Di tengah kondisi itulah buku ”Memahami Filsafat Cinta” ini keluar dari hati ”nurani” penulisnya, Nurani Soyomukti, seorang psikoanalis kebudayaan yang selalu konsisten menggugat budaya kapitalis dalam setiap tulisannya. Buku ini diawali kalimat pembuka: ”Buku ini tak layak dibaca oleh mereka yang tak percaya pada cinta” (hlm. 1).
Ternyata uraian di dalam buku ini juga sepadan dengan pernyataan itu. Penulis sepakat dengan Fromm bahwa cinta adalah masalah eksistensi manusia yang dibentuk oleh kondisi sosial. Cinta hanya akan dapat dijelaskan dengan menganalisa manusia dan menelisik bagaimana hubungan sosial dibangun. Dengan memanfaatkan pemikiran Karl Marx dalam ”Manuskrip Ekonomi dan Filsafat”, Nurani begitu tegas menyatakan bahwa kepalsuan cinta berawal dari alienasi (keterasingan) manusia dalam berhubungan. Tentu saja, dari pandangan maerialisme dialektis, keterasingan itu dapat dijelaskan secara objektif dari hubungan produksi kapitalis yang menindas dan menyengsarakan. Cinta pada akhirnya menjadi seruan moral dari orang-orang munafik agar yang kaya membantu yang miskin tanpa mempertimbangkan bagaimana kekayaan yang didapat sesungguhnya diperoleh dari hubungan eksploitatif.
Itulah yang menjadikan buku ini tak lebih dari tulisan-tulisan filosofis Marx yang dibahasakan dengan cara bertutur seorang Nurani. Terus terang belum banyak orang yang memahami arti filsafat Marx. Karena Marx selama ini lebih banyak dianggap sebagai ’penjahat” hanya karena praktek diktatorisme komunis di beberapa negara —yang tentu saja lepas dari kesalahan Marx dan banyak faktor yang perlu dijelaskan, terutama karena serangan kapitalis dan deligitimasinya (’black-propaganda’) terhadap sosialisme-komunisme yang cukup berhasil.
Hanya sedikit yang tahu bahwa Marx sesungguhnya seorang yang humanis dan romantis, serta konsisten dalam perjuangan kemanusiaan. Banyak uraian Marx yang berbicara maalah cinta dan kepercayaan yang bisa dibangun oleh manusia. Cita-cita Marx adalah ”… kemudian cinta hanya dapat ditukar dengan cinta, kepercayaan dengan kepercayaan..” (hlm 22).
Tentu cita-cita akan datangnya cinta sejati dalam hubungan sosial dianggap oleh penulis akan terjadi jika kapitalisme dapat dihancurkan dan tatanan demokratis telah muncul. Buktinya, kapitalismelah yang begitu agresif menggelorakan cinta hanya sebagai ilusi, hanya “sebagai kata-kata, bukan tindakan konkrit”.

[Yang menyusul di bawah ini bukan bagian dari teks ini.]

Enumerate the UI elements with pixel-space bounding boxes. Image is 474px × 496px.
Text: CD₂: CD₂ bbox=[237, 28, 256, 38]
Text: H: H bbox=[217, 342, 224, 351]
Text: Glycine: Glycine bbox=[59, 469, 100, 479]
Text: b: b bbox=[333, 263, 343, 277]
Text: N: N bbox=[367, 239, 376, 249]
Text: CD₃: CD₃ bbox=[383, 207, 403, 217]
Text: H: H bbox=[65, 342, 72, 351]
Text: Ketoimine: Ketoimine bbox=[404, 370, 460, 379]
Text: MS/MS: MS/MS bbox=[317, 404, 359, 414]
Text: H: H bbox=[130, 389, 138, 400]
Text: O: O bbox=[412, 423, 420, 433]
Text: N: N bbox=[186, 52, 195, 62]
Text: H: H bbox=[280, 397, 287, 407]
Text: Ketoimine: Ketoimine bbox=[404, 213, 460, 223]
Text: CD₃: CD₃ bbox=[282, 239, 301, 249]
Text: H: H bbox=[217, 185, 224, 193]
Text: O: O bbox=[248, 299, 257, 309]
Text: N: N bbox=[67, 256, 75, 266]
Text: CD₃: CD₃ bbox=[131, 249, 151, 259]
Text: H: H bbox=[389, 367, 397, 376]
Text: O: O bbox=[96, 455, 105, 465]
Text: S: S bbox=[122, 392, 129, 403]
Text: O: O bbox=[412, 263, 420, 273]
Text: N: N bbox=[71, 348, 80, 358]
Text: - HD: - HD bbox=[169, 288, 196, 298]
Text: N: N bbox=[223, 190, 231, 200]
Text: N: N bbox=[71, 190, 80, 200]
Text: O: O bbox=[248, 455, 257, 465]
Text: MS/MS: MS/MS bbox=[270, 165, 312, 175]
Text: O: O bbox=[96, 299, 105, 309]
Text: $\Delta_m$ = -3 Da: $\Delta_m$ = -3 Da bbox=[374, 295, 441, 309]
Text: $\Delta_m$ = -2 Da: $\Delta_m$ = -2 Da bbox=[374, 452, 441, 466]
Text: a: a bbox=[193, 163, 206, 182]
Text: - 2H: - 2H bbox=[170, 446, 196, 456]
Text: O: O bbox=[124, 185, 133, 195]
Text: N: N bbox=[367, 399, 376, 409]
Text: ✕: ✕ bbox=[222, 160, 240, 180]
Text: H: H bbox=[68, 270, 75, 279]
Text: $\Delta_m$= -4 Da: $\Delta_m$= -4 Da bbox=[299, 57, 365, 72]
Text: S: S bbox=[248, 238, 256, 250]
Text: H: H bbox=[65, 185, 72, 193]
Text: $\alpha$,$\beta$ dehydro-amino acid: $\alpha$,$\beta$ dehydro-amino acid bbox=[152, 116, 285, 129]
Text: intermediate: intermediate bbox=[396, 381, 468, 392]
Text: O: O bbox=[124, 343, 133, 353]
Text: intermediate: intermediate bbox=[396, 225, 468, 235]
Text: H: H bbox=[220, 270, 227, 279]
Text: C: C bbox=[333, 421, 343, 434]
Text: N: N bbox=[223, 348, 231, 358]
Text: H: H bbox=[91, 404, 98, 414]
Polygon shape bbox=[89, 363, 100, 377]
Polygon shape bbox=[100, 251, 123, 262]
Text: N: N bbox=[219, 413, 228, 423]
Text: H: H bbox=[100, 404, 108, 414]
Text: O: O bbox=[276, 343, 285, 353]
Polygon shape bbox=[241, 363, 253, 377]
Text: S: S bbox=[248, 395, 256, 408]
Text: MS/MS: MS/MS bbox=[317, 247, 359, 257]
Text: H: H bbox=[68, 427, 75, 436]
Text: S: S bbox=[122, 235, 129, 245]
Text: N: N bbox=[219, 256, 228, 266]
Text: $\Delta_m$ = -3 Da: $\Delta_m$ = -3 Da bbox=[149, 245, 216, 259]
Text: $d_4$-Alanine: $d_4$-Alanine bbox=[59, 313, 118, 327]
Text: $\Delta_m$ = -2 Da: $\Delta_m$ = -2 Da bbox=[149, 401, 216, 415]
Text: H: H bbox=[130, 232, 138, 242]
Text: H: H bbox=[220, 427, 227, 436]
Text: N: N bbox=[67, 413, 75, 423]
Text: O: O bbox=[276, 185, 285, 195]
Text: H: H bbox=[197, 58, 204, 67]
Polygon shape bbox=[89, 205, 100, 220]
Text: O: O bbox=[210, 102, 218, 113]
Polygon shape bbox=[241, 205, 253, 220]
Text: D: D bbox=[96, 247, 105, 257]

Lihat saja, beberapa waktu lalu demam film “Ayat-Ayat Cinta” (AAC) menunjukkan bahwa kata “cinta” benar-benar masih menjadi magnet bagi banyak orang, terutama remaja dan kaum muda. Tetapi sudahkah mereka memahami filsafat cinta itu sendiri ataukah mereka hanya menjalani hubungan cinta yang dangkal dan tidak menunjukkan hakekat kemanusiaan itu sendiri.
Cinta bukanlah kata-kata, tetapi adalah tindakan konkrit yang diejawantahkan dalam kehidupan nyata. Demikianlah, buku ini adalah risalah cinta yang sangat penting: renungan seorang filsuf muda yang telah menghasilkan berbagai karya (buku dan catatan-catatan budaya), Nurani Soyomukti.
Dengan menawarkan konsep cinta yang akan membawa Anda pada pemahaman tentang cinta yang mendalam dan bermakna dalam hubungan antar manusia. Buku ini menawarkan universalisasi hubungan cinta. Lebih dari sekedar buku yang memberikan kiat-kiat membangun hubungan cinta eksklusif (pacaran dan pernikahan), buku ini mengkonstruksi sebuah pemahaman yang sangat utuh dan reflektif.
Membaca uraian kata-kata yang mencerahkan tetapi dikemas dengan bahasa yang tidak terlalu berat ini, memang akan membuat kita menemukan hal-hal baru yang disampaikan secara sentimental oleh Nurani. Inilah buku filsafat cinta yang akan membawa kita pada pemahaman komprehensif tentang cinta dan kisah kasih yang Anda jalin dalam kehidupan ini. Reflektif, humanis, enlighten, dan kaya akan landasan teoritik. Inilah ‘Ayat-Ayat Cinta Universal’ itu!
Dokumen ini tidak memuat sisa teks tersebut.